Hoffmann eût voulu retourner tout cela, lui, et dire: tant de minutes pour le barreau, et tant d'heures pour la poésie, la peinture et la musique; mais Hoffmann n'était pas le maître; il en était résulté qu'Hoffmann avait pris en horreur le barreau et son oncle, et qu'un beau jour il s'était sauvé de Koenigsberg avec quelques thalers en poche, avait gagné Heidelberg, où il avait fait une halte de quelques instants, mais où il n'avait pu rester, vu la mauvaise musique que l'on faisait au théâtre.

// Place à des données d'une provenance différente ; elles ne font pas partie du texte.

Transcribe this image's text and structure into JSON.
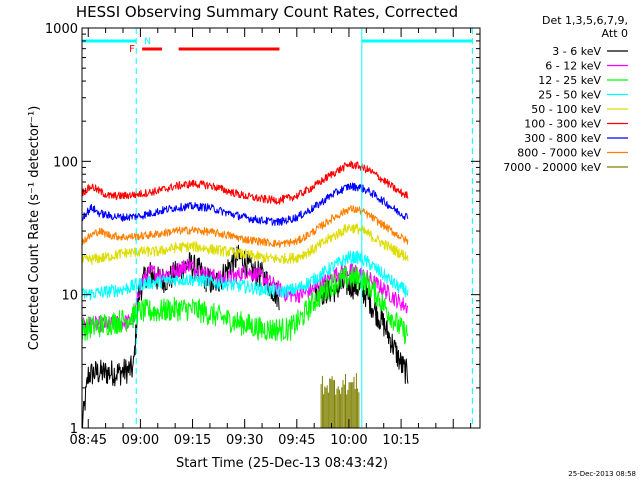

En conséquence, de Heidelberg il avait gagné Mannheim, dont le théâtre, près duquel, comme on le voit, il s'était logé, passait pour être le rival des scènes lyriques de France et d'Italie; nous disons de France et d'Italie, parce qu'on n'oubliera point que c'est cinq ou six ans seulement avant l'époque à laquelle nous sommes arrivés qu'avait eu lieu, à l'Académie royale de musique, la grande lutte contre Gluck et Piccinni.

Hoffmann était donc à Mannheim, où il logeait près du théâtre, et où il vivait du produit de sa peinture, de sa musique et de sa poésie, joint à quelques frédérics d'or que sa bonne mère lui faisait passer de temps en temps, au moment où, nous arrogeant le privilège du Diable boiteux, nous venons de lever le plafond de sa chambre et de le montrer à nos lecteurs debout, appuyé à la muraille, immobile derrière son rideau, haletant, les yeux fixés sur le portail de l'église des Jésuites.